Ismira übergab ihre Cousine Marlena in die Arme ihrer Mutter und die beiden jungen Drachenreiter verließen das Quartier und gingen zu ihren, vor der Einflugöffnung wartenden, Seelenpartnern.
Auch Fürst Däthedr machte Anstalten den Raum zu verlassen doch Arya hielt ihn noch einen Moment auf.
"Was ich mit Euch noch besprechen wollte Arya Shurtugal hat sich erledigt." wehrte der Elf ab." Es würde keinen Sinn mehr machen mein Anliegen vorzutragen außerdem habe ich wohl gar nicht mehr das Recht dazu."
"Vielleicht bestand sogar nie eine Notwendigkeit.", entgegnete Arya in einem neutralen Tonfall.
"Vielleicht.", erwiderte Däthedr so leise, dass selbst ein leichter Windhauch genügt hätte, um seine Worte zu übertönen.
"Trotzdem gibt es noch einen Punkt der geklärt werden muss Däthedr-Elda. ", fuhr Arya fort. "Wie Ihr wisst, ist ein Unbekannter in das Quartier unseres Schülers Cale eingedrungen und hat dort einigen Schaden angerichtet. Wir werden in Zukunft mit einigen Schutzwälle dafür sorgen, dass unsere Schüler nicht mehr so belästigt werden können. Wir werden diese Zauber in etwa zwei Stunden über den betreffenden Räumlichkeiten sprechen. Sollte sich Cales Quartier dann immer noch in einem desolaten Zustand befinden müssten wir Fürstin Neferta eine Meldung machen und um die Reparatur der Räumlichkeiten bitten. Das würde allerdings viele Fragen aufwerfen. Vermeiden ließe sich das, nur wenn das Quartier bereits wieder in einen bewohnbaren Zustand wäre so bald wie beginnen die Schutzzauber zu wirken."
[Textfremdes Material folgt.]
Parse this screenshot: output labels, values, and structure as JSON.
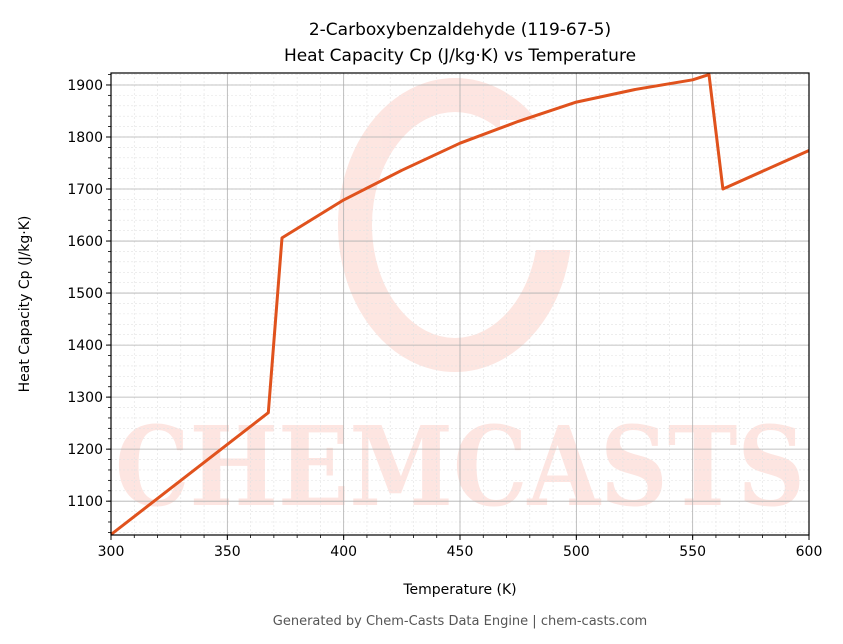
{
  "chart_data": {
    "type": "line",
    "title_line1": "2-Carboxybenzaldehyde (119-67-5)",
    "title_line2": "Heat Capacity Cp (J/kg·K) vs Temperature",
    "xlabel": "Temperature (K)",
    "ylabel": "Heat Capacity Cp (J/kg·K)",
    "xlim": [
      300,
      600
    ],
    "ylim": [
      1035,
      1923
    ],
    "xticks": [
      300,
      350,
      400,
      450,
      500,
      550,
      600
    ],
    "yticks": [
      1100,
      1200,
      1300,
      1400,
      1500,
      1600,
      1700,
      1800,
      1900
    ],
    "grid": true,
    "series": [
      {
        "name": "Cp",
        "color": "#e0521d",
        "x": [
          300,
          367.6,
          373.5,
          400,
          425,
          450,
          475,
          500,
          525,
          550,
          557,
          563,
          600
        ],
        "y": [
          1036,
          1270,
          1606,
          1679,
          1736,
          1788,
          1830,
          1867,
          1891,
          1910,
          1920,
          1700,
          1774
        ]
      }
    ],
    "watermark": "CHEMCASTS",
    "footer": "Generated by Chem-Casts Data Engine | chem-casts.com"
  }
}
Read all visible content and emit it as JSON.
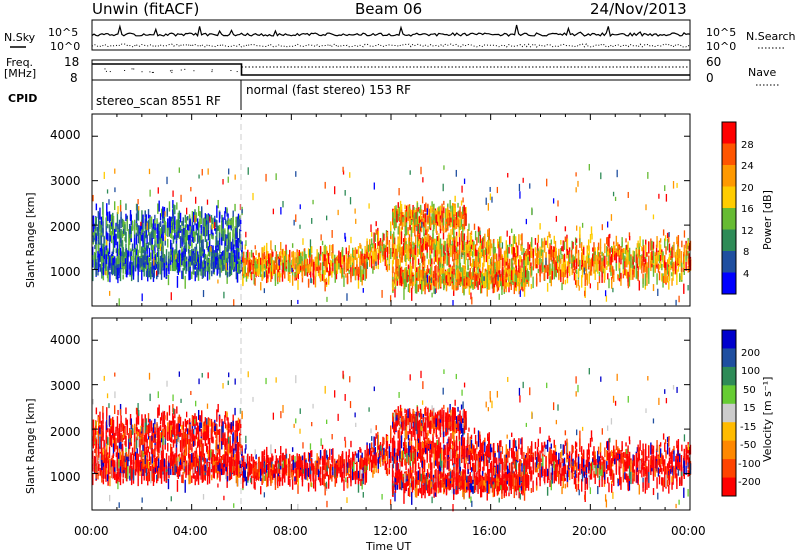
{
  "header": {
    "radar": "Unwin (fitACF)",
    "beam": "Beam 06",
    "date": "24/Nov/2013"
  },
  "noise_panel": {
    "left_label": "N.Sky",
    "right_label": "N.Search",
    "ticks": [
      "10^5",
      "10^0"
    ]
  },
  "freq_panel": {
    "left_label_1": "Freq.",
    "left_label_2": "[MHz]",
    "left_ticks": [
      "18",
      "8"
    ],
    "right_label": "Nave",
    "right_ticks": [
      "60",
      "0"
    ]
  },
  "cpid_panel": {
    "label": "CPID",
    "segments": [
      "stereo_scan 8551 RF",
      "normal (fast stereo) 153 RF"
    ]
  },
  "power_panel": {
    "ylabel": "Slant Range [km]",
    "yticks": [
      "4000",
      "3000",
      "2000",
      "1000"
    ],
    "colorbar_label": "Power [dB]",
    "colorbar_ticks": [
      "28",
      "24",
      "20",
      "16",
      "12",
      "8",
      "4"
    ]
  },
  "velocity_panel": {
    "ylabel": "Slant Range [km]",
    "yticks": [
      "4000",
      "3000",
      "2000",
      "1000"
    ],
    "colorbar_label": "Velocity [m s⁻¹]",
    "colorbar_ticks": [
      "200",
      "100",
      "50",
      "15",
      "-15",
      "-50",
      "-100",
      "-200"
    ]
  },
  "xaxis": {
    "ticks": [
      "00:00",
      "04:00",
      "08:00",
      "12:00",
      "16:00",
      "20:00",
      "00:00"
    ],
    "label": "Time UT"
  },
  "colors": {
    "power_scale": [
      "#0000ff",
      "#1f4fa0",
      "#2e8b57",
      "#66bb33",
      "#ffcc00",
      "#ff9900",
      "#ff5500",
      "#ff0000"
    ],
    "velocity_scale": [
      "#ff0000",
      "#ff4400",
      "#ff8800",
      "#ffbb00",
      "#cccccc",
      "#66cc33",
      "#2e8b57",
      "#1f4fa0",
      "#0000cc"
    ]
  },
  "chart_data": {
    "type": "heatmap",
    "x_range_hours_ut": [
      0,
      24
    ],
    "y_range_km": [
      180,
      4500
    ],
    "mode_change_hour": 6,
    "scatter_bands": [
      {
        "name": "",
        "start_h": 0,
        "end_h": 6,
        "center_km": 1950,
        "spread_km": 250
      },
      {
        "name": "",
        "start_h": 0,
        "end_h": 6,
        "center_km": 1250,
        "spread_km": 150
      },
      {
        "name": "",
        "start_h": 6,
        "end_h": 11,
        "center_km": 1200,
        "spread_km": 180
      },
      {
        "name": "",
        "start_h": 11,
        "end_h": 16,
        "center_km": 1550,
        "spread_km": 200
      },
      {
        "name": "",
        "start_h": 12,
        "end_h": 17.5,
        "center_km": 900,
        "spread_km": 120
      },
      {
        "name": "",
        "start_h": 16,
        "end_h": 24,
        "center_km": 1300,
        "spread_km": 250
      },
      {
        "name": "",
        "start_h": 12,
        "end_h": 15,
        "center_km": 2250,
        "spread_km": 150
      }
    ]
  }
}
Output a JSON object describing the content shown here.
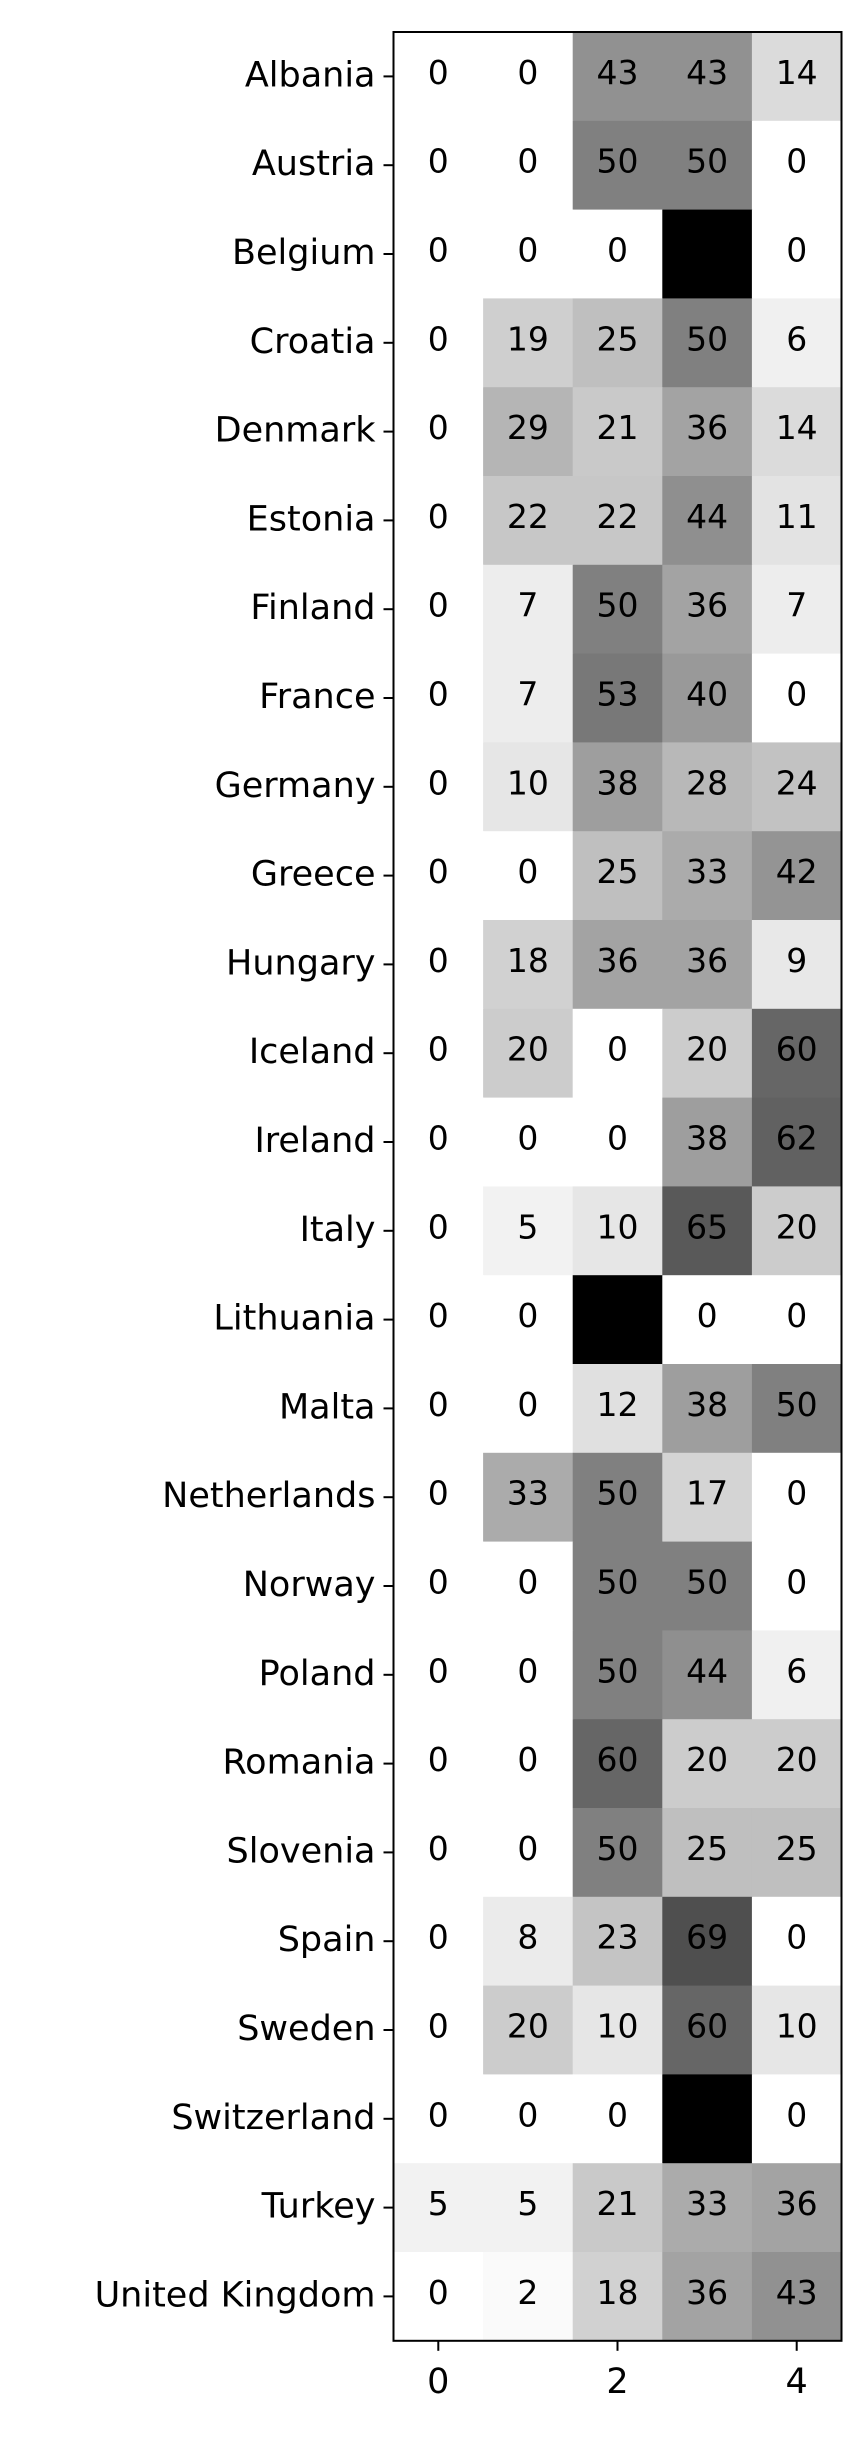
{
  "chart_data": {
    "type": "heatmap",
    "colormap": "gray_r",
    "vmin": 0,
    "vmax": 100,
    "rows": [
      "Albania",
      "Austria",
      "Belgium",
      "Croatia",
      "Denmark",
      "Estonia",
      "Finland",
      "France",
      "Germany",
      "Greece",
      "Hungary",
      "Iceland",
      "Ireland",
      "Italy",
      "Lithuania",
      "Malta",
      "Netherlands",
      "Norway",
      "Poland",
      "Romania",
      "Slovenia",
      "Spain",
      "Sweden",
      "Switzerland",
      "Turkey",
      "United Kingdom"
    ],
    "columns": [
      0,
      1,
      2,
      3,
      4
    ],
    "x_ticks": [
      "0",
      "2",
      "4"
    ],
    "values": [
      [
        0,
        0,
        43,
        43,
        14
      ],
      [
        0,
        0,
        50,
        50,
        0
      ],
      [
        0,
        0,
        0,
        100,
        0
      ],
      [
        0,
        19,
        25,
        50,
        6
      ],
      [
        0,
        29,
        21,
        36,
        14
      ],
      [
        0,
        22,
        22,
        44,
        11
      ],
      [
        0,
        7,
        50,
        36,
        7
      ],
      [
        0,
        7,
        53,
        40,
        0
      ],
      [
        0,
        10,
        38,
        28,
        24
      ],
      [
        0,
        0,
        25,
        33,
        42
      ],
      [
        0,
        18,
        36,
        36,
        9
      ],
      [
        0,
        20,
        0,
        20,
        60
      ],
      [
        0,
        0,
        0,
        38,
        62
      ],
      [
        0,
        5,
        10,
        65,
        20
      ],
      [
        0,
        0,
        100,
        0,
        0
      ],
      [
        0,
        0,
        12,
        38,
        50
      ],
      [
        0,
        33,
        50,
        17,
        0
      ],
      [
        0,
        0,
        50,
        50,
        0
      ],
      [
        0,
        0,
        50,
        44,
        6
      ],
      [
        0,
        0,
        60,
        20,
        20
      ],
      [
        0,
        0,
        50,
        25,
        25
      ],
      [
        0,
        8,
        23,
        69,
        0
      ],
      [
        0,
        20,
        10,
        60,
        10
      ],
      [
        0,
        0,
        0,
        100,
        0
      ],
      [
        5,
        5,
        21,
        33,
        36
      ],
      [
        0,
        2,
        18,
        36,
        43
      ]
    ],
    "title": "",
    "xlabel": "",
    "ylabel": "",
    "grid": false,
    "legend": "none"
  }
}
"Ich begreife, was Ihr mir sagen wollt Argetlam.", erwiderte Däthedr und um seine Mundwinkel zuckte sogar der Anflug eines Lächelns. "Ich wünsche Euch eine gute Reise nach Ellesméra. Ich bezweifle, dass wir uns vor Eurem Abflug noch einmal begegnen werden."
Mit diesen Worten verließ der Elfenfürst endgültig das Zimmer.
Unter den zurückbleibenden Drachenreitern entspannte sich merklich die Situation.
"Da haben wir wirklich Glück gehabt." stellte Narie fest. "Cale hat die Sache wohl besser verkraftet als es ihm zugetraut hätten. Wir haben ihn wohl wirklich etwas unterschätzt. Das Ganze hätte wesentlich schlimmer ausgehen können."
Arya und Eragon pflichteten der jüngeren Elfe bei. Allein Ihr Gefährte Marek wirkte etwas unzufrieden.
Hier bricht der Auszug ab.